A while back, I was part of a really lovely series called “Compassionate Conversations” at Integrate Trauma Informed Network. We discussed tools to help us move through grief via the lens of the nervous system and using mind/body tools and techniques to support us in grief. Because of my Reiki practice and my book, The Chakras in Grief & Trauma, I was asked to talk about energy work and grief.
One of the questions I was asked was how energy work has impacted my own grief journey. In the early days and years of my own grief, I had not done reiki training, I had not written any of my books—which truly are the books I wish I had had then—and I did not see any energy work practitioners. I realized though, that I had been doing my own energy work. I spent a lot of time on the floor and on the ground. Often sobbing my heart out, wailing and crying, but sometimes just because it was the only thing I knew for sure would hold me up. This was one of the most significant energy shifting thing that I did on a regular basis. Sometimes on purpose and sometimes spontaneously.
Trusting the ground to hold us is a profound energy practice. It is literal grounding. Even when I started out on a piece of furniture, I would often end up sliding to the ground in my grief and surrender to the pain, to the struggle of trying to keep myself upright when I did not have the ability. The ground held me. The Earth held me. And I felt the tiniest bit more stable and grounded.
Being grounded—literally being on the ground helps us to be in touch with our bodies. We are often in a dissociated state in traumatic grief—somewhere trying to figure out where our beloveds are, in the liminal space of grief, partially in this world and partially not. We might bein a state of shock, completely outside our own bodies. Being grounded helps us to be more present and feel more stable. It can help with feelings of fear, anxiety and overwhelm, helping to regulate our nervous system, which can be over active or underactive in grief and trauma.
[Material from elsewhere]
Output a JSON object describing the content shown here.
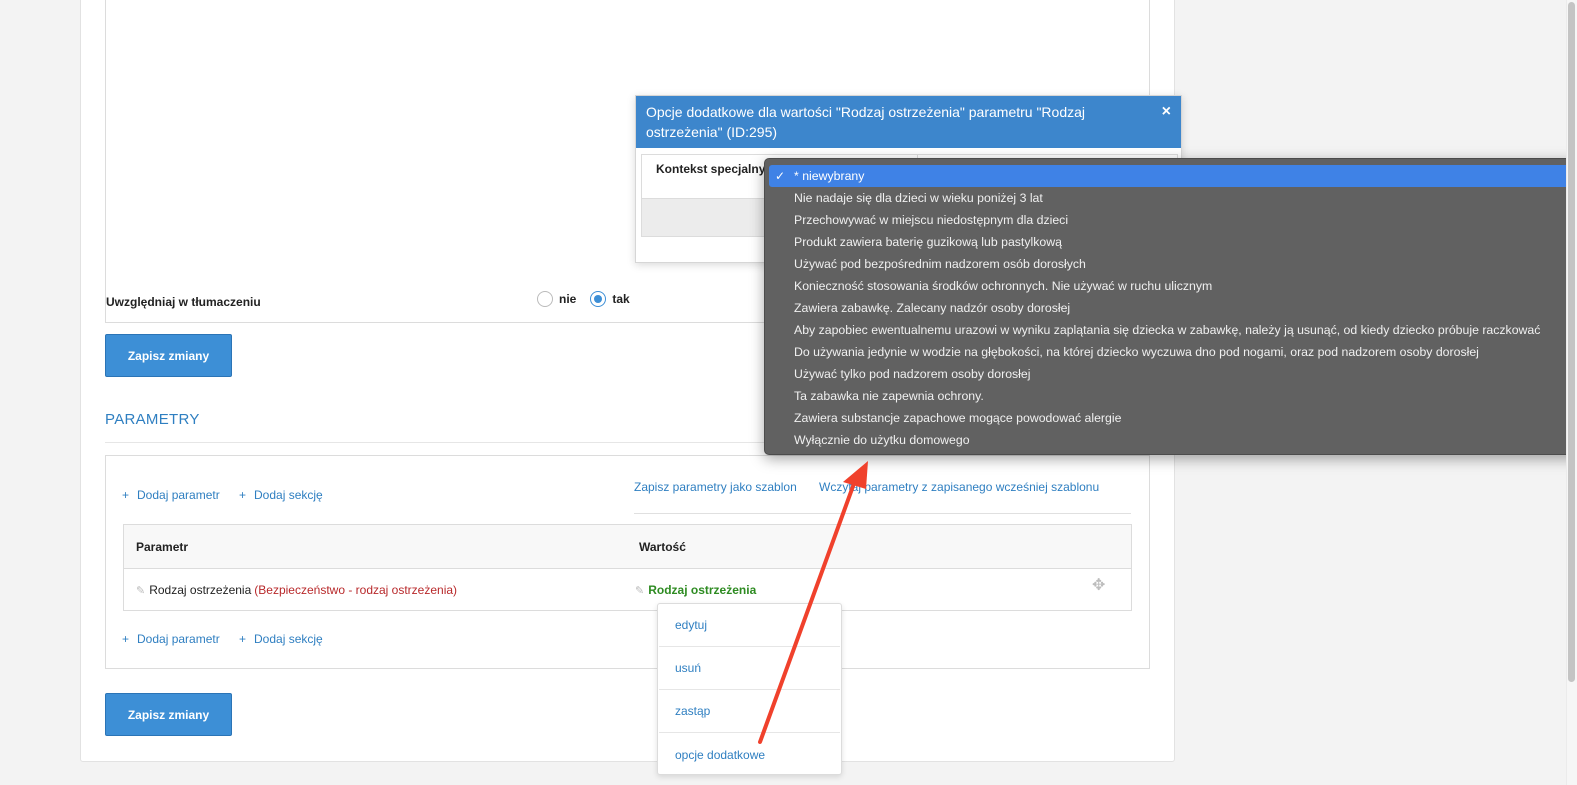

Grounding practices can help us feel our breath in our body helping us remember to breathe. If we can be outdoors and on the ground we also get the added bonus of the support from nature all around us—trees, sky, fresh air, a breeze on our skin and sunshine. These things may seem small, but they can provide so much nurturing for the grieving heart, mind and body.
Some easy grounding techniques:
Put your bare feet on the ground or the floor—if you can actually touch the earth, this feels very connecting. Notice how your feet feel. Wiggle your toes. Shift your weight from the heels to the balls of the feet. Imagine your feet grow roots and send them into the earth. Allow your roots to descend further and further into the ground with each exhalation. See them reaching all the way to the molten core of the planet. Breathing in, imagine pulling up the stabilizing, secure energy of Mother Earth into your feet, legs, hips, up the spine and to the top of your head.
Lie down on the floor or the ground—use a blanket if you want—notice how the earth feels as you are held up.
Spend time in nature. Go for a walkoutside. Sit with your back against a tree trunk. Smell some flowers. Feel theair on your skin and the sun on your face. Watch the birds. Notice how many shadesof green you see.
Hold a stone or crystal. Feel the texture, notice the color, the weight, notice any patterns, how it is formed.
Rub your palms briskly together and once they are warm, cross your arms and begin to pat your self on the arms up and down from shoulders to hands and back again. Pat your thighs and hamstrings, your shins and calves up and down. Wiggle and shake your whole body.